In 2018, $41 billion went towards the sale of cash-out VA mortgage refinancing loans.
That’s a big enough chunk to led the government to question whether or not these loans may end up leaving thousands of veterans vulnerable to financial destitution, should the economy slowdown, as some expect.
In fact, the uptick in veteran refinancing has become so substantial and worrisome that federal regulators are looking to restrict the credit product even further, according to an article co-written by Prashant Gopal and Elizabeth Dexheimer for Bloomberg.
This boom is alarming federal regulators. Lenders, who can charge thousands of dollars in fees, are encouraging veterans to extract as much as 100% of their home equity. Many of the borrowers have poor credit and low incomes, and they could soon find themselves deep underwater.

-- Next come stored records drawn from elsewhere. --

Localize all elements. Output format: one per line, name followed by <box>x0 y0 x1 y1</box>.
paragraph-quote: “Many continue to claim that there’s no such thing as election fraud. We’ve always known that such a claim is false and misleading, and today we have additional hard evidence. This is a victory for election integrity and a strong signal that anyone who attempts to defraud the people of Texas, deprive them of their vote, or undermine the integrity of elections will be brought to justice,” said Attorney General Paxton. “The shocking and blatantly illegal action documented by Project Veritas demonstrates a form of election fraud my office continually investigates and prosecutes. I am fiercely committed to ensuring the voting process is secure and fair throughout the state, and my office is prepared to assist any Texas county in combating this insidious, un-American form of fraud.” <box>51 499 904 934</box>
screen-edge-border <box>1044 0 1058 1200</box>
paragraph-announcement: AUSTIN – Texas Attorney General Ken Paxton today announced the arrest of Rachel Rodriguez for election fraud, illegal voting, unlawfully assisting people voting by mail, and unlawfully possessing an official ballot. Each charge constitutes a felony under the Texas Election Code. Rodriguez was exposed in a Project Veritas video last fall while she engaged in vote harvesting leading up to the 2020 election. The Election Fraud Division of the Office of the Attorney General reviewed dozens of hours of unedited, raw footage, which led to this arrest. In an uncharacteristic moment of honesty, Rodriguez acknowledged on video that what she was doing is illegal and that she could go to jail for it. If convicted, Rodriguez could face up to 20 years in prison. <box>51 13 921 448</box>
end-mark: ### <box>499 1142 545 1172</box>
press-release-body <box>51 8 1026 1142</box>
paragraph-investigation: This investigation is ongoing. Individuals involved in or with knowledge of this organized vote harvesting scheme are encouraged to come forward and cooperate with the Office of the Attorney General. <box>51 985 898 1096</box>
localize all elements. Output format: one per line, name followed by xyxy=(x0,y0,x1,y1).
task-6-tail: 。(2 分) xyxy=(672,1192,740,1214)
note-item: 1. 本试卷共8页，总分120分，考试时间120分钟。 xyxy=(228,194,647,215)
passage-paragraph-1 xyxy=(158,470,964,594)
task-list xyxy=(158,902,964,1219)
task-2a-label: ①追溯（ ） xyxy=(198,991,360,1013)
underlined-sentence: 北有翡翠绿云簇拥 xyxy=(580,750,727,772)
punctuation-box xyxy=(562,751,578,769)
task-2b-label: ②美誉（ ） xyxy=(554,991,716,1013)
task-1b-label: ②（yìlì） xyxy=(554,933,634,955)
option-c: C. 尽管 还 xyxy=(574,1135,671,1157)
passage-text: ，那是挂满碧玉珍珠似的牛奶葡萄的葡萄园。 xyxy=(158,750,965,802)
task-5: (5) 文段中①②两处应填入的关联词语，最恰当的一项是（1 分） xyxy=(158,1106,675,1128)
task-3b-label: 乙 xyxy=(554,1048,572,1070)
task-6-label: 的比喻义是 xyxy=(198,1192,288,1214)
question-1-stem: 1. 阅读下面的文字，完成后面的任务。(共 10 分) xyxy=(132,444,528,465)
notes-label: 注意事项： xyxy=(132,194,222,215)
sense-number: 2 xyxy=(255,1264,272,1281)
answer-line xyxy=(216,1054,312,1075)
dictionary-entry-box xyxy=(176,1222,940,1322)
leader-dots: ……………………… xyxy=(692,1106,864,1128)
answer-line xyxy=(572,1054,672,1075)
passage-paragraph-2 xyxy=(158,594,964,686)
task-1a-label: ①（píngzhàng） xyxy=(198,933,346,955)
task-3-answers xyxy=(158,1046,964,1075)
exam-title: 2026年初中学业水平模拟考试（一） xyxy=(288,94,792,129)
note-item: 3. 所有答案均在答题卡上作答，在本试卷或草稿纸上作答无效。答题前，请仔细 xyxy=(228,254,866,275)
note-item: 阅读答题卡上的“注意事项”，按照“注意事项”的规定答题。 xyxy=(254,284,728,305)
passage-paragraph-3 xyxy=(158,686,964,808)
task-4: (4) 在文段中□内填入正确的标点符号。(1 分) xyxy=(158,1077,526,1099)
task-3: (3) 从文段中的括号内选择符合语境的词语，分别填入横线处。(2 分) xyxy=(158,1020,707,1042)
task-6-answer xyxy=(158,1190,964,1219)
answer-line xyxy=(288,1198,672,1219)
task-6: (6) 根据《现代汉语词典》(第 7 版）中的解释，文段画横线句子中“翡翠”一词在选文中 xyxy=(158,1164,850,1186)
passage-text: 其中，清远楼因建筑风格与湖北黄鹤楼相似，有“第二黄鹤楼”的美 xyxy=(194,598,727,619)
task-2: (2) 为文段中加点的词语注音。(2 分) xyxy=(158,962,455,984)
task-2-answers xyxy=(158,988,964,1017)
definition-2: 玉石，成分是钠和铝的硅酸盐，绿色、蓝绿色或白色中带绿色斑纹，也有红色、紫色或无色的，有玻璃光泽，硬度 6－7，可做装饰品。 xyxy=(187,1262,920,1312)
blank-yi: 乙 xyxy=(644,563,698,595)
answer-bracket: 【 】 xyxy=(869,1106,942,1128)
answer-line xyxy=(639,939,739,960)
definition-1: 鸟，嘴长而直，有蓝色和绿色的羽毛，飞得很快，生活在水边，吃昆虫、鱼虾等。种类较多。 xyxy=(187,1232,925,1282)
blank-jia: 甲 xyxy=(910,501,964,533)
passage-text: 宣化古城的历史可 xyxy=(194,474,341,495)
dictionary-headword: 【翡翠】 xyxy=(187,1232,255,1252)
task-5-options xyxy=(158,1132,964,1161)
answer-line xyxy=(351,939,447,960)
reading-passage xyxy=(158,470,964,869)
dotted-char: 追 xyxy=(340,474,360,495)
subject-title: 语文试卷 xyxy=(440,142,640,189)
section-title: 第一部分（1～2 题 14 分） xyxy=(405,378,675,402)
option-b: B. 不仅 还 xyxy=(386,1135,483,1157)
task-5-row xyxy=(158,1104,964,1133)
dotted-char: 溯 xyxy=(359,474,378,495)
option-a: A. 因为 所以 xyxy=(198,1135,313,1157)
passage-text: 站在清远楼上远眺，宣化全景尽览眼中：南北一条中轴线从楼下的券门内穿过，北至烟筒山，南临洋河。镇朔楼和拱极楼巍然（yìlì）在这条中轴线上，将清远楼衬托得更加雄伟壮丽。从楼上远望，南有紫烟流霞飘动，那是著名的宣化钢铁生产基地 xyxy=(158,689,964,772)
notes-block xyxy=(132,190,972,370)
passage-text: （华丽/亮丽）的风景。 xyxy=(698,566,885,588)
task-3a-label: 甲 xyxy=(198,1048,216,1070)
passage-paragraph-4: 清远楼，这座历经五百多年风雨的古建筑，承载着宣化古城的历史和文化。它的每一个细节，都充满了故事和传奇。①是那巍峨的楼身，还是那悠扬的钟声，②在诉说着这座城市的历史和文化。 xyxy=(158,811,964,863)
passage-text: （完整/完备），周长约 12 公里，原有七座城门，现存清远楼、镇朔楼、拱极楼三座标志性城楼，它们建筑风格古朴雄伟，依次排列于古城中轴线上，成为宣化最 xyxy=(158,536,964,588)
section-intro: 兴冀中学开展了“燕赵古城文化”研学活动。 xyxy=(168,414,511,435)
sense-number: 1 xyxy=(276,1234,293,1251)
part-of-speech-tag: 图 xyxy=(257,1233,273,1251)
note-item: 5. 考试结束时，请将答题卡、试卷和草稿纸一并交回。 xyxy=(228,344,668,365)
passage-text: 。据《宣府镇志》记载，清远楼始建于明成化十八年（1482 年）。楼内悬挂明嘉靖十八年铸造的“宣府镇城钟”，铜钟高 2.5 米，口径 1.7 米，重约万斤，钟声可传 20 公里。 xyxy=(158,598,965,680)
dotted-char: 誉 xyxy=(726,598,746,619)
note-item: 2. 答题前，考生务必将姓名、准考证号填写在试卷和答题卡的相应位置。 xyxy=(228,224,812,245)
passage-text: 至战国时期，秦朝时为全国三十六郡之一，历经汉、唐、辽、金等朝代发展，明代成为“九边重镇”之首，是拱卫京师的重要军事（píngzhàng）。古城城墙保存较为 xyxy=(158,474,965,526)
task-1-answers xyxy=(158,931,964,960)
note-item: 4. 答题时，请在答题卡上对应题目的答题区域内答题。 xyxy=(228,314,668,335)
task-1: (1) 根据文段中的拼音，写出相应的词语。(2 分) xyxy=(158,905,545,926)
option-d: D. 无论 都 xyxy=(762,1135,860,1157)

Multiple refinancings helped spark the 2008 financial collapse. In a recent Federal Register notice, the VA itself says financial companies are reviving “subprime lending under a new name.”
VA loans, which are backed by Ginnie Mae, provide veterans with a mortgage. However, refinancing these loans can be expensive, as borrowers run the risk of extending their term of debt for decades, according to the article.
In perhaps a sign of growing concern, Ginnie and Congress attempted to halt unnecessary refinancing by restricting the pools of mortgages for bonds it guarantees.
That being said, the article points out that lenders have still managed to leverage loopholes for cash-out refinances.
Even after the crackdown, the proportion of borrowers who took cash out of their mortgage and then refinanced again in six to eight months rose over the past year, to 7% from 6%, according to data compiled by Ginnie Mae.
The article states that government regulators fear continual and frequent refinancing could ultimately lead to higher interest rates for not only veterans but all consumers.
This realization has lead Ginnie to consider further restrictions for the pool of mortgages it backs, and the VA to propose an “actual benefit” standard for cash-out refinancing loans.